The Senate leader indicated that Resolution 978 filed by detained Sen. Leila M. de Lima seeking scrutiny of the CCTV project will be promptly referred for committee hearings when regular sessions resume on January 14.
“The Public Services Committee,” Sotto told the BusinessMirror, referring to the panel chaired by Sen. Grace Poe, when asked if Resolution 978 will first be referred to the Rules committee to determine which committee will spearhead the Senate review of the CCTV project.
De Lima sought the inquiry to enable senators look into the details of the China loan agreement intended to bankroll installation of an “initial” 12,000 CCTV cameras in Metropolitan Manila and President Duterte’s Davao bailiwick.
Specifically, de Lima’s Resolution 978 seeks Senate scrutiny of the P20-billion loan deal forged by the Department of the Interior and Local Government (DILG) and the China International Telecommunications and Construction Corp. (CITCC).
For his part, however, Sen. Aquilino Pimentel III said he will not support an inquiry into the project if it simply on account of its being awarded to a Chinese firm. “I am not allergic to the Chinese. And I don’t just follow the examples and actions of the western powers.”
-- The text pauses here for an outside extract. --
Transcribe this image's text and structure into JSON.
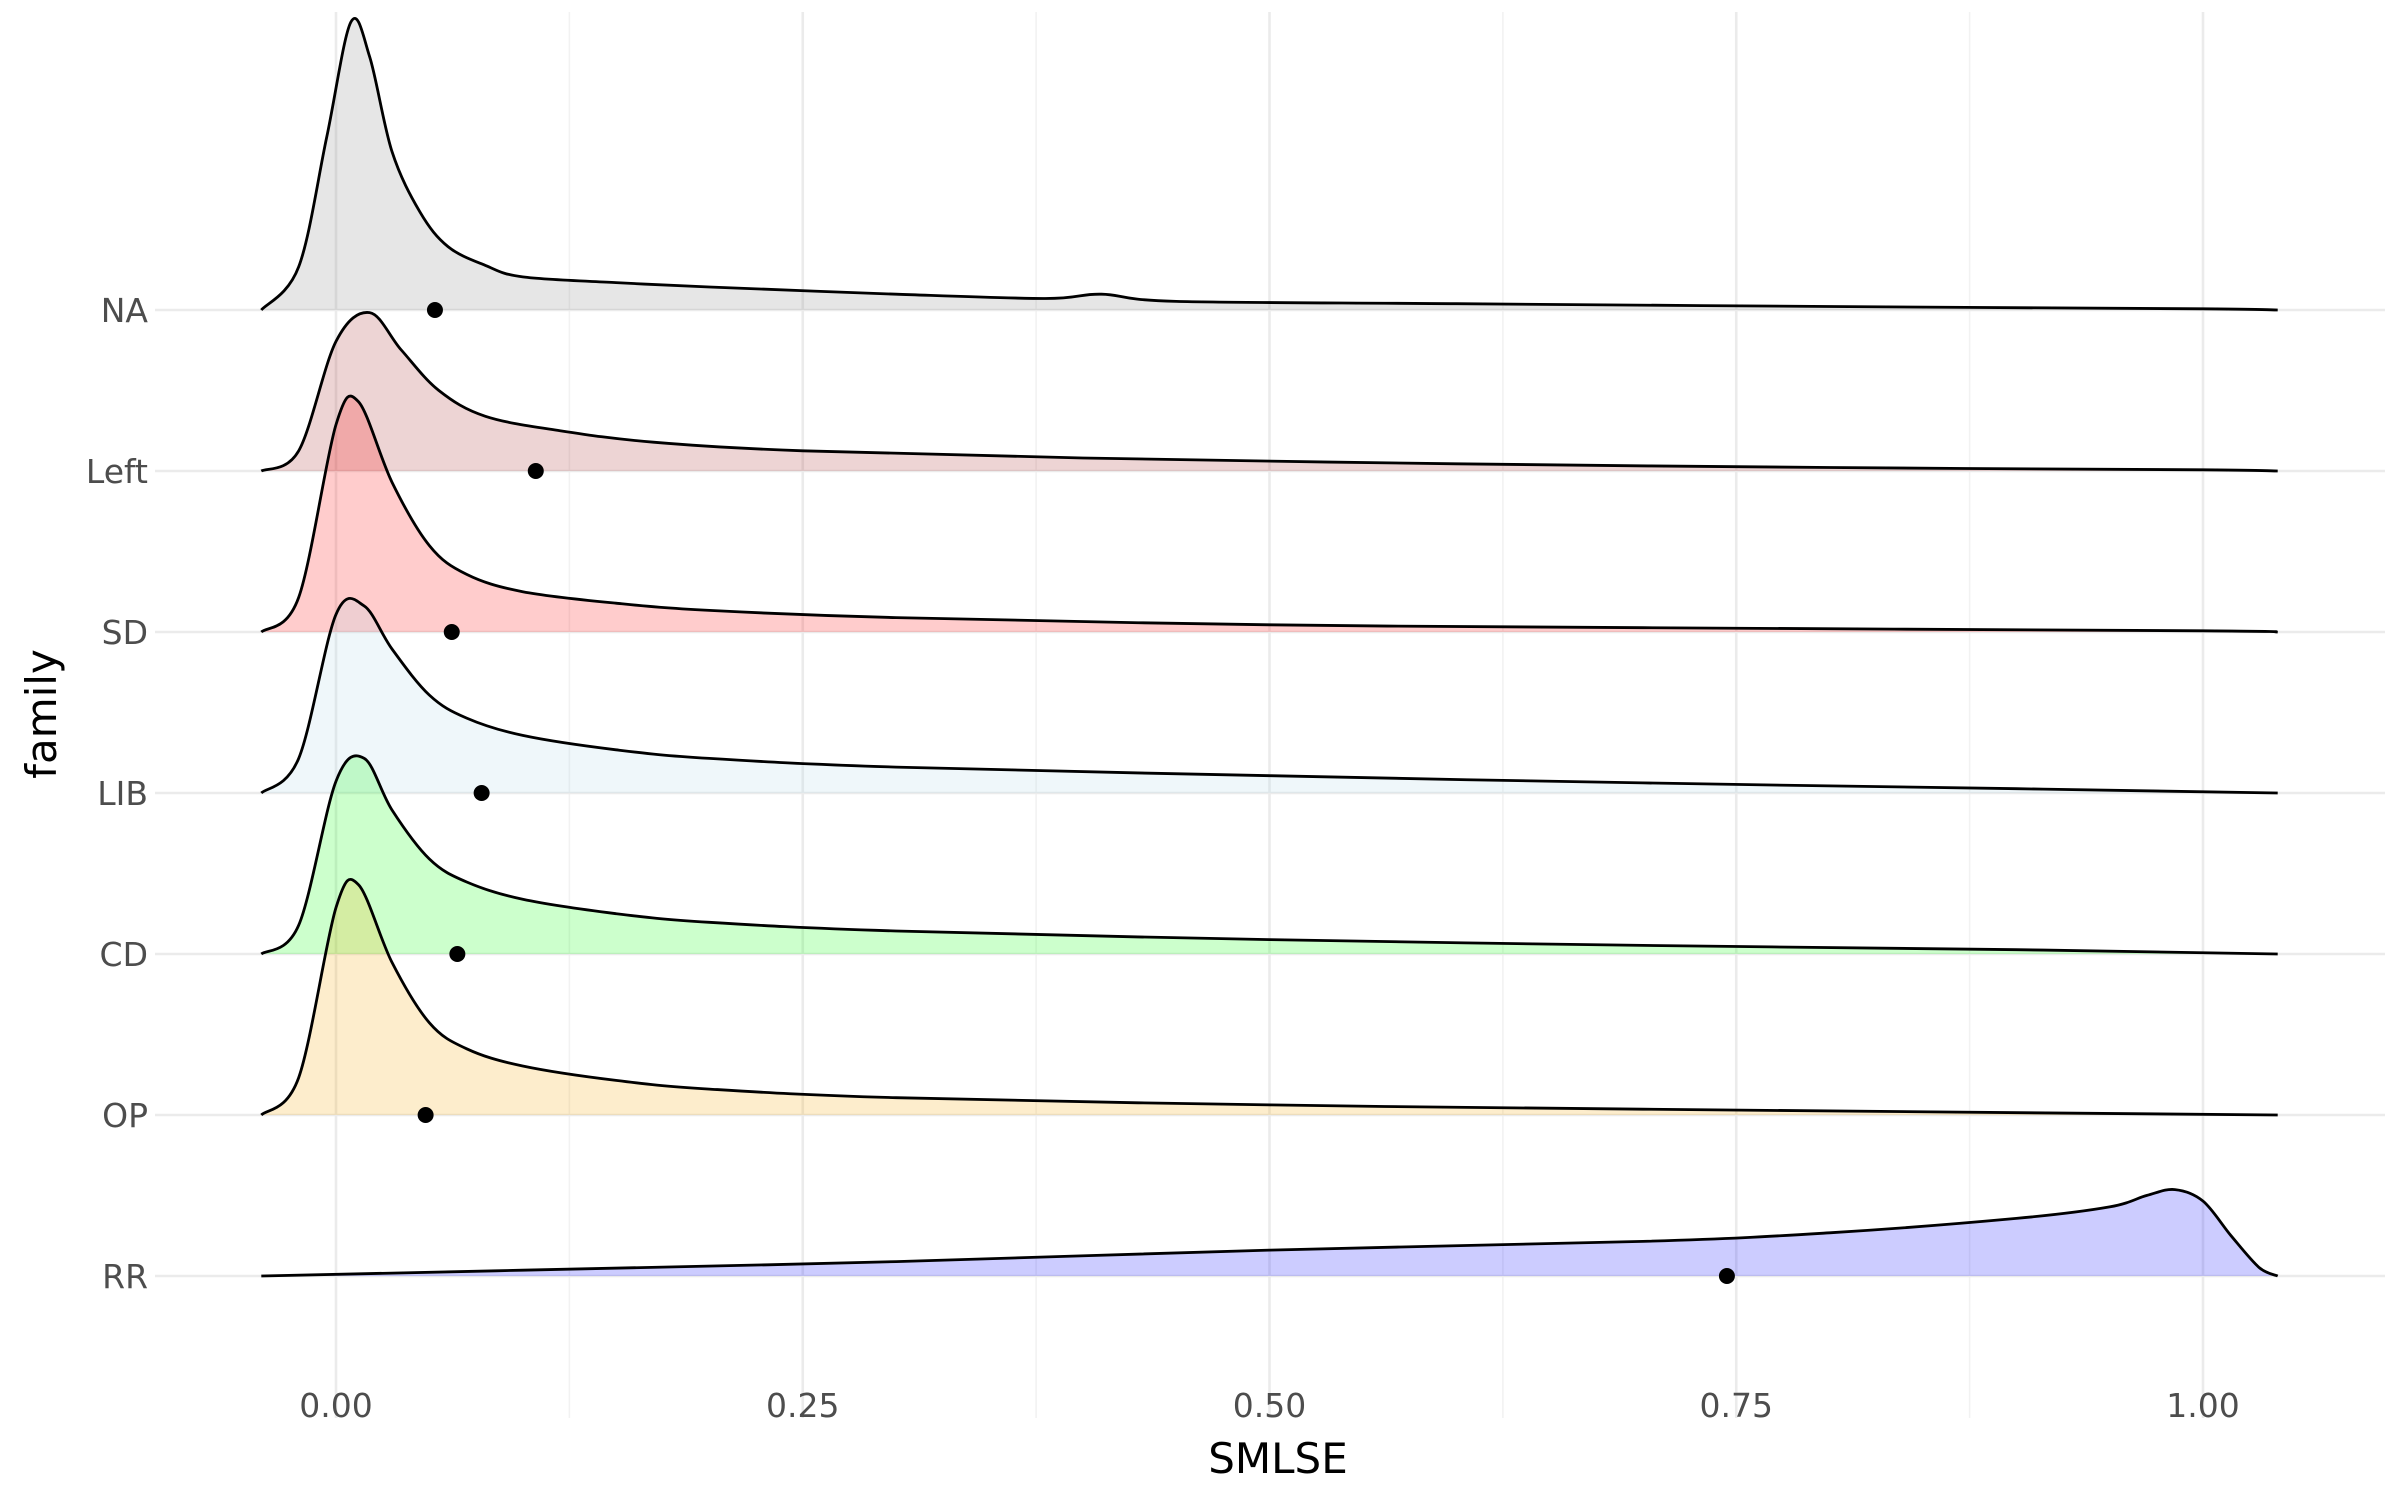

However, Pimentel quickly added he would support calls to check the project for any possible irregularity. “I join the call to be vigilant about how we spend the people’s money. All projects must have a sensible purpose and must be reasonably priced. There should be no corruption in all government expenditures.”
National security
ACCORDING to de Lima, a former justice secretary, “any agreement that could compromise the rights of our citizens and our national security must first pass through strict scrutiny to ensure that it would not be violative of our Constitution.”
She said senators would be keen to know the China deal’s details to also confirm concerns that the CCTV project forged with a State-owned Chinese telco firm “would infringe on the constitutionally guaranteed right of privacy of the Filipino public and our country’s national security.”
The senator stressed that the inquiry was prompted by public interest which, she said, “requires that an inquiry be made as to the threats to the Philippines’s national security contract entered into with foreign companies whose questionable track-record raises international concern.”
De Lima’s resolution asserts that “the right of the people to privacy necessitates that an inquiry be made into the information sought to be collected through surveillance using equipment sourced from these Chinese companies.”
She noted that the P20-billion loan agreement for the installation of an initial 12,000 CCTV security cameras in just 30 months was “one of the 29 agreements signed during the state visit of Chinese President Xi Jinping last November 20.”
The CCTV security cameras are to be installed in crossings, roads, public plazas, business districts, science and technology parks, residential areas and stadiums, among others, with a national command center to be in Clark, Pampanga.
According to de Lima, the DILG-CITCC contract also provides that Huawei, the Chinese multinational telecommunication equipment and consumer electronics company, will supply the equipment requirements of the multibillion-peso project.
In a statement, de Lima asserted that at least five countries —Canada, United Kingdom, Australia, New Zealand and United States—have “doubted the integrity of Huawei-provided technology as they cited serious national security concerns.”
De Lima added: “Granting China, a country fast gaining international notoriety for its aggressive espionage activities, the opportunity to create a surveillance system in our country should raise a red flag for our policy-makers to ensure that none of our national interests are compromised by such agreements, particularly our national security.”
She noted reports that Australia was “also preparing to ban Huawei from supplying equipment after its intelligence agencies raised concerns that Beijing could force the Chinese telco to hand over sensitive data.”
De Lima likewise cited the warning of US Intelligence agencies against the use of smartphones made by Huawei on the ground that the Chinese telco has the capacity to maliciously modify or steal information, and even to conduct undetected espionage. “It is not a mere question of getting technological capability to enforce our laws but also of what we are giving up in exchange for this technology, notably giving a foreign government access to information from our country and our citizens,” de Lima said.
At the same time, she said the upcoming Senate inquiry must “determine the extent of these Chinese firms’ access to information relating to classified information, national security and defense, military and diplomatic secrets, and other confidential or sensitive matters.”